Raivio rediscovers his shooting
With teammate J.P. Batista limping around with a sprained knee and bruised thigh, Gonzaga’s Derek Raivio figured he needed to supply some offense if the Bulldogs hoped to sneak past San Diego in the first of Sunday’s two West Coast Conference Tournament semifinals at the McCarthey Athletic Center.
So the junior point guard, who has been mired in a shooting slump of late, responded by scoring 21 points, dishing out four assists and making three steals as the top-seeded Zags turned back the Toreros 96-92 in overtime.
“I had a lot of fun out there, just playing loose with my game and not thinking about anything but basketball,” Raivio said after making 5 of 9 field-goal attempts and 8 of 9 free throws to post his highest point total since Jan. 16, when he threw in 24 in a 92-80 win over Loyola Marymount.
Raivio said earlier that part of his shooting problems stemmed from his inability to find a rhythm and fingered his lack of shot attempts as a possible cause.
And following Sunday’s game, teammate Adam Morrison concurred.
“You guys got to remember he’s playing with two black holes in myself and J.P. (Batista),” said Morrison, who leads the Bulldogs in shot attempts by a huge margin, “so maybe it’s our fault he’s not getting enough shots.”
To which Zags coach Mark Few added, “Well put, Mo.”
Morrison vs. Belser, Part 3
Sunday’s matchup between Morrison and San Diego’s defensive whiz Corey Belser was their third of the year and led to several more dust-ups and a lot of trash talking.
Belser was whistled for a technical foul for apparently flipping the ball at Morrison after being called for a personal foul.
“He put the ball in my chest, and I pushed the ball back at him and I got the ‘T,’ ” Belser explained.
But Morrison said Belser “kind of threw the ball at me,” adding, “I’ll just let the ref make the decision.”
Belser went on to say he thought Morrison baited him on several occasions.
“He was trying to get me to buy into some dirty tactics, I guess you could say,” Belser explained. “He got the best of me tonight.
“He knows how to get to the free throw line, knows how to get people to foul him.
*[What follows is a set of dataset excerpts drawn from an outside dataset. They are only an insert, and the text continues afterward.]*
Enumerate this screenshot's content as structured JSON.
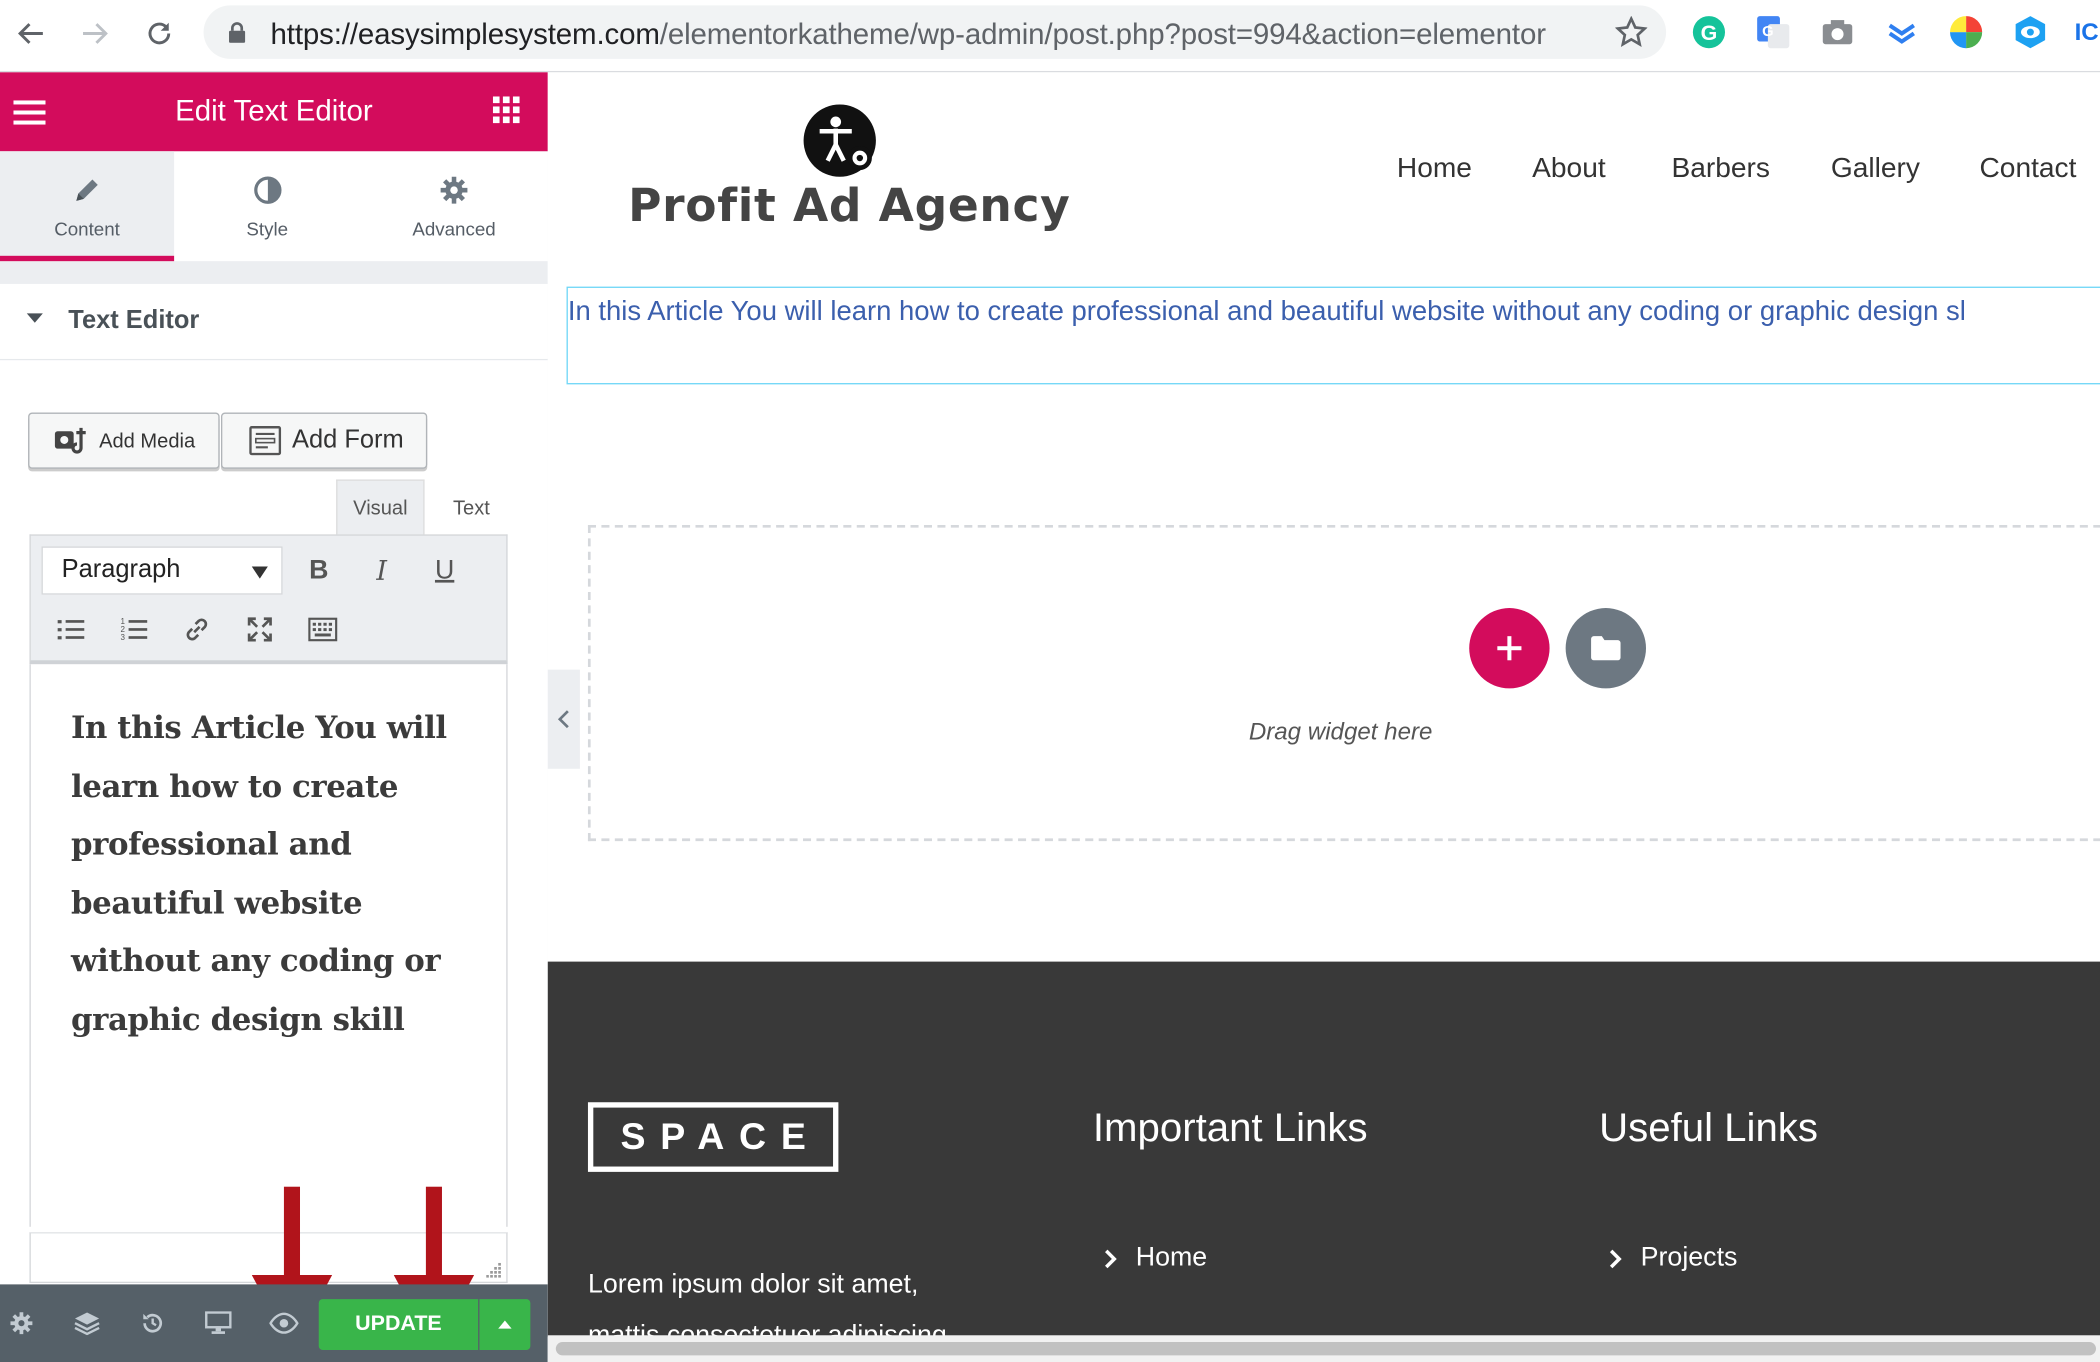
{
  "browser": {
    "url_host": "https://easysimplesystem.com",
    "url_path": "/elementorkatheme/wp-admin/post.php?post=994&action=elementor"
  },
  "panel": {
    "title": "Edit Text Editor",
    "tabs": [
      {
        "label": "Content",
        "icon": "pencil-icon"
      },
      {
        "label": "Style",
        "icon": "contrast-icon"
      },
      {
        "label": "Advanced",
        "icon": "gear-icon"
      }
    ],
    "section_title": "Text Editor",
    "add_media_label": "Add Media",
    "add_form_label": "Add Form",
    "mode_visual": "Visual",
    "mode_text": "Text",
    "format_select": "Paragraph",
    "editor_content": "In this Article You will learn how to create professional and beautiful website without any coding or graphic design skill",
    "update_label": "UPDATE",
    "accent_color": "#d30c5c",
    "update_color": "#39b54a"
  },
  "site": {
    "logo_text": "Profit Ad Agency",
    "nav": [
      "Home",
      "About",
      "Barbers",
      "Gallery",
      "Contact"
    ],
    "text_widget": "In this Article You will learn how to create professional and beautiful website without any coding or graphic design sl",
    "drag_text": "Drag widget here",
    "footer": {
      "logo": "SPACE",
      "lorem_line1": "Lorem ipsum dolor sit amet,",
      "lorem_line2": "mattis consectetuer adipiscing",
      "important_links_title": "Important Links",
      "important_link_1": "Home",
      "useful_links_title": "Useful Links",
      "useful_link_1": "Projects"
    }
  }
}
Whether it’s saying things or hooking your arm to make it look like you’re fouling him, or whatever – it’s not playing basketball to me.”
Foul play
San Diego coach Brad Holland didn’t go as far as San Francisco’s Jessie Evans did earlier this week and claim that Gonzaga’s home crowd intimidates officials.
But he did express dismay over the fact that his Toreros were just 14 for 19 from the foul line in Sunday’s semifinal, while the Bulldogs were 35 for 45.
“Make sure you write in your article that they shot 26 more free throws than we did,” Holland told reporters after the game.
Bombs taken away
Though Santa Clara was near its season scoring average in a 71-67 loss to Pepperdine in the women’s championship game the Broncos got there the hard way.
The Waves allowed Santa Clara only 14 3-point attempts and just three went in. Normally it’s bombs away for the Broncos.
“They were playing us fairly tight on the perimeter,” SCU coach Michelle Bento-Jackson said. “We didn’t get a lot of the transition we do and lots of our 3s are in transition.”
That was a point of emphasis for the Waves.
“They are hard to play,” coach Julie Rousseau said. “Our focus was to take away their 3-point attempts.”
All-tourney team
Pepperdine sophomore Daphine Kennedy was the MVP of the women’s tournament, joined on the all-tournament team by junior Jasmane Clarendon.
Santa Clara also had two on the all-tournament team, senior Michelle Cozard, the regular-season MVP, and sophomore Chandice Cronk.
Sophomore Dominique Carter, who sparked San Francisco’s first-round upset of second-seeded Gonzaga and helped the Dons take top-seeded SCU to overtime, rounded out the team.